Am 23.10.24 um 09:38 schrieb Tvrtko Ursulin:
On 22/10/2024 17:24, Christian König wrote:
Am 22.10.24 um 17:17 schrieb Li, Yunxiang (Teddy):
[Public]
+static uint32_t fold_memtype(uint32_t memtype) {
In general please add prefixes to even static functions, e.g.
amdgpu_vm_ or
amdgpu_bo_.
+ /* Squash private placements into 'cpu' to keep the legacy
userspace view.
*/
+ switch (mem_type) {
+ case TTM_PL_VRAM:
+ case TTM_PL_TT:
+ return memtype
+ default:
+ return TTM_PL_SYSTEM;
+ }
+}
+
+static uint32_t bo_get_memtype(struct amdgpu_bo *bo) {
That whole function belongs into amdgpu_bo.c
Do you mean bo_get_memtype or fold_memtype? I debated whether
bo_get_memtype should go into amdgpu_vm.c or amdgpu_bo.c, and since
it's using fold_memtype and only useful for memory stats because of
folding the private placements I just left them here together with
the other mem stats code.
I can move it to amdgpu_bo.c make it return the memtype verbatim and
just fold it when I do the accounting.
I think that folding GDS, GWS and OA into system is also a bug. We
should really not doing that.
Just wanted to point out for this round that the code to query the
current placement from a BO should probably go into amdgpu_bo.c and
not amdgpu_vm.c
+ struct ttm_resource *res = bo->tbo.resource;
+ const uint32_t domain_to_pl[] = {
+ [ilog2(AMDGPU_GEM_DOMAIN_CPU)] = TTM_PL_SYSTEM,
+ [ilog2(AMDGPU_GEM_DOMAIN_GTT)] = TTM_PL_TT,
+ [ilog2(AMDGPU_GEM_DOMAIN_VRAM)] = TTM_PL_VRAM,
+ [ilog2(AMDGPU_GEM_DOMAIN_GDS)] = AMDGPU_PL_GDS,
+ [ilog2(AMDGPU_GEM_DOMAIN_GWS)] = AMDGPU_PL_GWS,
+ [ilog2(AMDGPU_GEM_DOMAIN_OA)] = AMDGPU_PL_OA,
+ [ilog2(AMDGPU_GEM_DOMAIN_DOORBELL)] =
AMDGPU_PL_DOORBELL,
+ };
+ uint32_t domain;
+
+ if (res)
+ return fold_memtype(res->mem_type);
+
+ /*
+ * If no backing store use one of the preferred domain for basic
+ * stats. We take the MSB since that should give a reasonable
+ * view.
+ */
+ BUILD_BUG_ON(TTM_PL_VRAM < TTM_PL_TT || TTM_PL_VRAM <
TTM_PL_SYSTEM);
+ domain = fls(bo->preferred_domains & AMDGPU_GEM_DOMAIN_MASK);
+ if (drm_WARN_ON_ONCE(&adev->ddev,
+ domain == 0 || --domain >=
ARRAY_SIZE(domain_to_pl)))
It's perfectly legal to create a BO without a placement. That one
just won't have a
backing store.
This is lifted from the previous change I'm rebasing onto. I think
what it’s trying to do is if the BO doesn't have a placement, use
the "biggest" (VRAM > TT > SYSTEM) preferred placement for the
purpose of accounting. Previously we just ignore BOs that doesn't
have a placement. I guess there's argument for going with either
approaches.
I was not arguing, I'm simply pointing out a bug. It's perfectly
valid for bo->preferred_domains to be 0.
So the following WARN_ON() that no bit is set is incorrect.
+ return 0;
+ return fold_memtype(domain_to_pl[domain])

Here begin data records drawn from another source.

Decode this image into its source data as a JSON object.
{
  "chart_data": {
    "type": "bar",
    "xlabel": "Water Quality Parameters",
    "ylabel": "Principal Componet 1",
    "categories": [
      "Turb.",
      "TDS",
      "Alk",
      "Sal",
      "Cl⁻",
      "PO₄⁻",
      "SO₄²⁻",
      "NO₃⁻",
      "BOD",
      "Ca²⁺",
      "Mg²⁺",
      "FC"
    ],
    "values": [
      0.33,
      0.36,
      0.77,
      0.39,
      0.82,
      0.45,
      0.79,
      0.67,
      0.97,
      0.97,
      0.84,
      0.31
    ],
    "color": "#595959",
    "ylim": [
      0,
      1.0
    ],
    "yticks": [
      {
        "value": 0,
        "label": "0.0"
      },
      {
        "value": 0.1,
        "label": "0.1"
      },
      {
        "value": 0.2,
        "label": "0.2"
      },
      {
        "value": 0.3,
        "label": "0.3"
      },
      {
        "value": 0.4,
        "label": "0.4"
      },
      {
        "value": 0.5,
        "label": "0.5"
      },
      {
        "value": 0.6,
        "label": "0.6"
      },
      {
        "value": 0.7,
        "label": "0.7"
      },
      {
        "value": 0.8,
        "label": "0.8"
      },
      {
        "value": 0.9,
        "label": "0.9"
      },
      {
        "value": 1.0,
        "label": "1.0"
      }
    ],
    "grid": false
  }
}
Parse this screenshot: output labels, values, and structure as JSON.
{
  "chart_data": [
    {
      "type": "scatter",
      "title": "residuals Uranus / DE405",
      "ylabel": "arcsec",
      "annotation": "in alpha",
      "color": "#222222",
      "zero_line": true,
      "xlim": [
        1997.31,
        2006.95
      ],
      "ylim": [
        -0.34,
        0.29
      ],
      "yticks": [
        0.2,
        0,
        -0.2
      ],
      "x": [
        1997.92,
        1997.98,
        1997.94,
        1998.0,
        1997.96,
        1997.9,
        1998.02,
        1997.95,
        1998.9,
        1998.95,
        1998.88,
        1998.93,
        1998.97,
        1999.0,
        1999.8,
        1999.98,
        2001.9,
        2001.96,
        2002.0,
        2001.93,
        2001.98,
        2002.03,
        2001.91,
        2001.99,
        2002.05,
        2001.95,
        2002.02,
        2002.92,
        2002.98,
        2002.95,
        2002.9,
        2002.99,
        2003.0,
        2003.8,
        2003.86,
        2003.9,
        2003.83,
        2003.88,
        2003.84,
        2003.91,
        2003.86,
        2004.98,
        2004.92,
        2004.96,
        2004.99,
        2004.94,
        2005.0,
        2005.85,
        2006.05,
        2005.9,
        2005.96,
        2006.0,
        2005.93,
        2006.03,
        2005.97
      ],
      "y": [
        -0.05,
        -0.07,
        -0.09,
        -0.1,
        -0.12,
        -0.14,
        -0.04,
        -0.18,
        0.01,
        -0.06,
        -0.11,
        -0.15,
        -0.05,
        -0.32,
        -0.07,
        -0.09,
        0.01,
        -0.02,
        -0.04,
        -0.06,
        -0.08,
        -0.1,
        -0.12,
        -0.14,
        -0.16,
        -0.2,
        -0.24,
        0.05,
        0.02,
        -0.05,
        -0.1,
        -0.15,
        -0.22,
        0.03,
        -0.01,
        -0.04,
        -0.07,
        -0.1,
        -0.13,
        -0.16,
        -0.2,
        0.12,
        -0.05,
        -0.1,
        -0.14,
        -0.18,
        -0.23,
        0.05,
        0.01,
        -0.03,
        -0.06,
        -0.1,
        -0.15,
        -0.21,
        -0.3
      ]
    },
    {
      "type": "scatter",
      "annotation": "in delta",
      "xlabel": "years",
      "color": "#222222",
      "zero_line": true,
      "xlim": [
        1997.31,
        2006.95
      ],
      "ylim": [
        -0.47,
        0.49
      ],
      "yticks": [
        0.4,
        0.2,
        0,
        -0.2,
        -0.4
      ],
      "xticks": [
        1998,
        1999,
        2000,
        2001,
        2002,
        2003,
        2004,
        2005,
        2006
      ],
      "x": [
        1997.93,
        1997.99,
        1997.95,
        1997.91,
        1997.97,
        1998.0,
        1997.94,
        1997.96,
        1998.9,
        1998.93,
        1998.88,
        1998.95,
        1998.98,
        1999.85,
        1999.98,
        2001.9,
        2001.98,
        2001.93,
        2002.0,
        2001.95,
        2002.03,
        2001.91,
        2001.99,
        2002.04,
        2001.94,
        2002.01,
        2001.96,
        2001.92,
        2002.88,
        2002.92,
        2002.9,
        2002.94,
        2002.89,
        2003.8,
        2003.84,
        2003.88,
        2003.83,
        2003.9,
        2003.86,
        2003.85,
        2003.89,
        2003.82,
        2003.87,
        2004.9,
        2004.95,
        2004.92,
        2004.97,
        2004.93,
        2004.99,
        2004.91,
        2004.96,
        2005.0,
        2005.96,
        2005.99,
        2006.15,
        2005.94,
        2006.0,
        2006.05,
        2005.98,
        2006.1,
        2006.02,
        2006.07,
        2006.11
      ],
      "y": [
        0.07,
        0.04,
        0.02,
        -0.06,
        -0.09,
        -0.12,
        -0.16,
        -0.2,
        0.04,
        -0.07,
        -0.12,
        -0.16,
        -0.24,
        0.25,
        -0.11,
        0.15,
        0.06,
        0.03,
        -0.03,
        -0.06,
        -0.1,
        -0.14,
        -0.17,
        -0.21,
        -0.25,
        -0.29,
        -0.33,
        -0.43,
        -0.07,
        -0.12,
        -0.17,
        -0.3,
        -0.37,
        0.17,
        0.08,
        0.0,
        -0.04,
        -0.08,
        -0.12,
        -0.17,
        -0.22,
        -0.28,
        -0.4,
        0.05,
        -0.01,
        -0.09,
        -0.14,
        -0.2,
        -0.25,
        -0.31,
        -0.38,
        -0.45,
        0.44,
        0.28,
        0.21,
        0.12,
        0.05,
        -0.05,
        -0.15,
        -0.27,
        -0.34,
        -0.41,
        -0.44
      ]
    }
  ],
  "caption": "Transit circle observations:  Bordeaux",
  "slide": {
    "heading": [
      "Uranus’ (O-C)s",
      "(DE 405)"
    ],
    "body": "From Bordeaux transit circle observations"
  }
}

That would need specular execution mitigation if I'm not completely
mistaken.
Better use a switch/case statement.
Do you mean change the array indexing to a switch statement?
Yes.
Did you mean array_index_nospec?
Yes.
Domain is not a direct userspace input and is calculated from the mask
which sanitized to allowed values prior to this call. So I *think*
switch is an overkill but don't mind it either. Just commenting FWIW.
I missed that the mask is applied.
Thinking more about it I'm not sure if we should do this conversion in
the first place. IIRC Tvrtko you once suggested a patch which switched a
bunch of code to use the TTM placement instead of the UAPI flags.
Going more into this direction I think when we want to look at the
current placement we should probably also use the TTM PL enumeration
directly.
Regards,
Christian.
Regards,
Tvrtko